Valuing systems — the margin of substitute goods

In order to value a cryptocurrency, we need to start with what it really is and what a substitute good will be. This is important as all things, including money, have alternatives.

  • BTC — 1 MB (simple transactions)
  • BCH — 8 MB (16-MB burst)
  • BSV — 64 MB (today, and 512 MB within 6 months, 2 GB in a year)

No, the value of the transactions as they are, as a potential, are in the order of $0.005 USD a transaction as they stand. Other uses (such as EDI) would be more, but only BSV is set for these.

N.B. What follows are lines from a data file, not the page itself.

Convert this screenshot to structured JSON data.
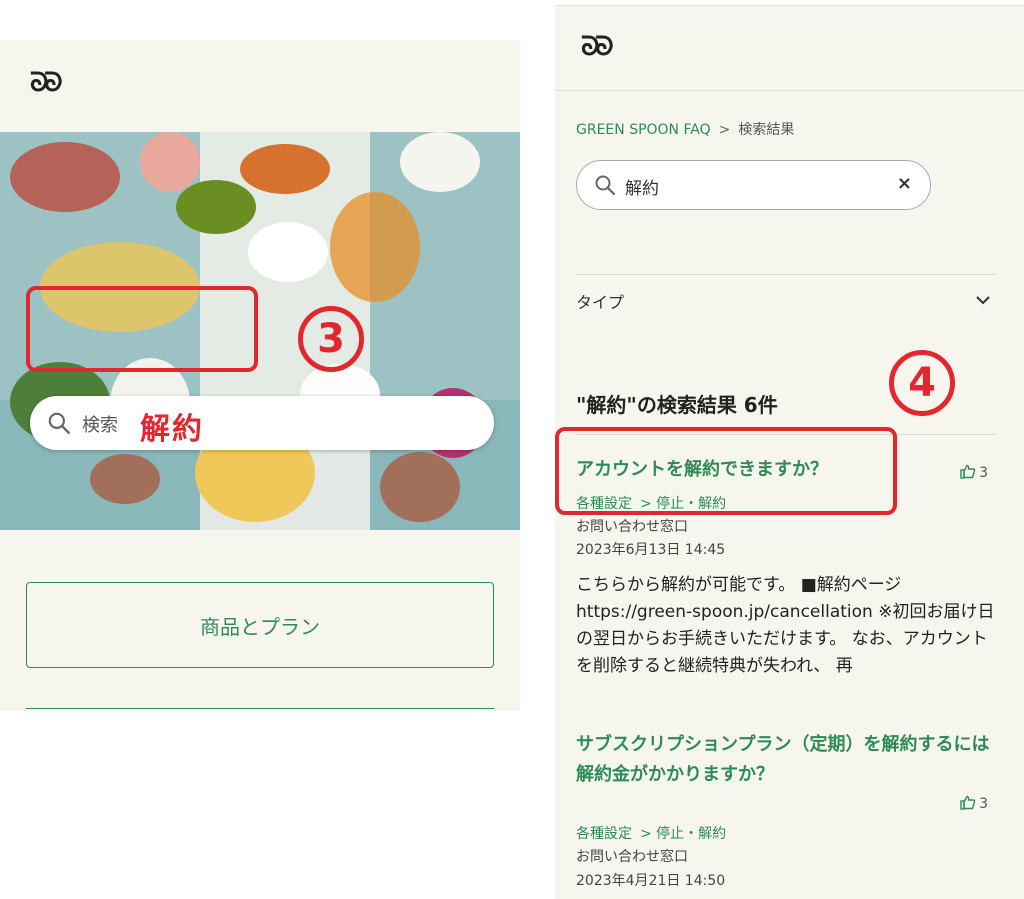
{
  "left": {
    "logo": "ᘐᘐ",
    "search_placeholder": "検索",
    "search_typed": "解約",
    "step_number": "3",
    "plan_button": "商品とプラン"
  },
  "right": {
    "logo": "ᘐᘐ",
    "breadcrumb": {
      "home": "GREEN SPOON FAQ",
      "separator": ">",
      "current": "検索結果"
    },
    "search_value": "解約",
    "clear_icon": "×",
    "type_label": "タイプ",
    "step_number": "4",
    "results_title": "\"解約\"の検索結果 6件",
    "results": [
      {
        "title": "アカウントを解約できますか？",
        "likes": "3",
        "category": "各種設定",
        "subcategory": "> 停止・解約",
        "author": "お問い合わせ窓口",
        "date": "2023年6月13日 14:45",
        "snippet": "こちらから解約が可能です。 ■解約ページ https://green-spoon.jp/cancellation ※初回お届け日の翌日からお手続きいただけます。 なお、アカウントを削除すると継続特典が失われ、 再"
      },
      {
        "title": "サブスクリプションプラン（定期）を解約するには解約金がかかりますか？",
        "likes": "3",
        "category": "各種設定",
        "subcategory": "> 停止・解約",
        "author": "お問い合わせ窓口",
        "date": "2023年4月21日 14:50"
      }
    ]
  },
  "colors": {
    "brand_green": "#2e8b57",
    "annotation_red": "#e2282e",
    "background": "#f7f6ee"
  }
}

Let us look at this in terms of processing capacity:

  • BTC — 4,000 simple transactions — $20 a block
  • BCH — 32,000–35,000 transactions — $160 a block
  • BSV — 200,000–300,000 transactions a block now, and getting close to 1 million in the next 6 months — $1,500–$8,000 a block

These are the miner rewards for use.

All of these systems have a reward subsidy of 12.5 bitcoin (in the various respective forms) a block, and all will halve in 2020 to a lower subsidy of 6.25. So, a base idea of value will come from use. At worst, you could expect (excluding the impact of the better system wiping out the worst ones altogether) the minimum coin value at market to be the block earnings divided by the utility as capacity.

In the next year, nChain intends to ensure that we are packing blocks with paid data (and no, we will not call it spam).

The simple answer is: Bitcoin as SV will have miners earning over $8,000 a block based on use alone. That equates to $640 a bitcoin on exchanges, and we have not factored in the gambling price of bitcoin, just what miners will earn as a service.

This is the issue. Some think that you cannot value cryptocurrency, and to an extent this is correct. In the past, you could not value bitcoin as it was a mere speculative guess as to the future. The reality is that you can always value a product based on the closest alternative goods and services and the substitutes on market. For Bitcoin, this is as a commodity ledger.

Not the hype. Not the global-money argument. These ONLY come when bitcoin is a commodity money, and the ledger is the commodity.

With the Teranode project nChain will be scaling Bitcoin SV to handle over 1.0 TB within the next 3 years (aiming for 2) and growing sizes from there. At that level, miners will earn over $600,000 for each Terabyte block, and this is every 10 minutes on average.

In 2 to 3 years we expect to be at a capacity of 2 to 4 billion (with a b) transactions a block, that is 6.5 million transactions a second. This is also Visa, MasterCard, banking in SWIFT, and ALL global currencies (not just crypto) in under 15% of a block. And this is the start.

The simple answer is: we can do secure, permanent transactions and ledger entries that are set privately for each party at a global scale, and as we scale, the cost for each transaction will only get less.

I expect that you will see Visa using Bitcoin (SV) as its backbone and plumbing within the next 4 years, as we can provide them with a means to transact that is both more secure and faster… and more, it will cost less.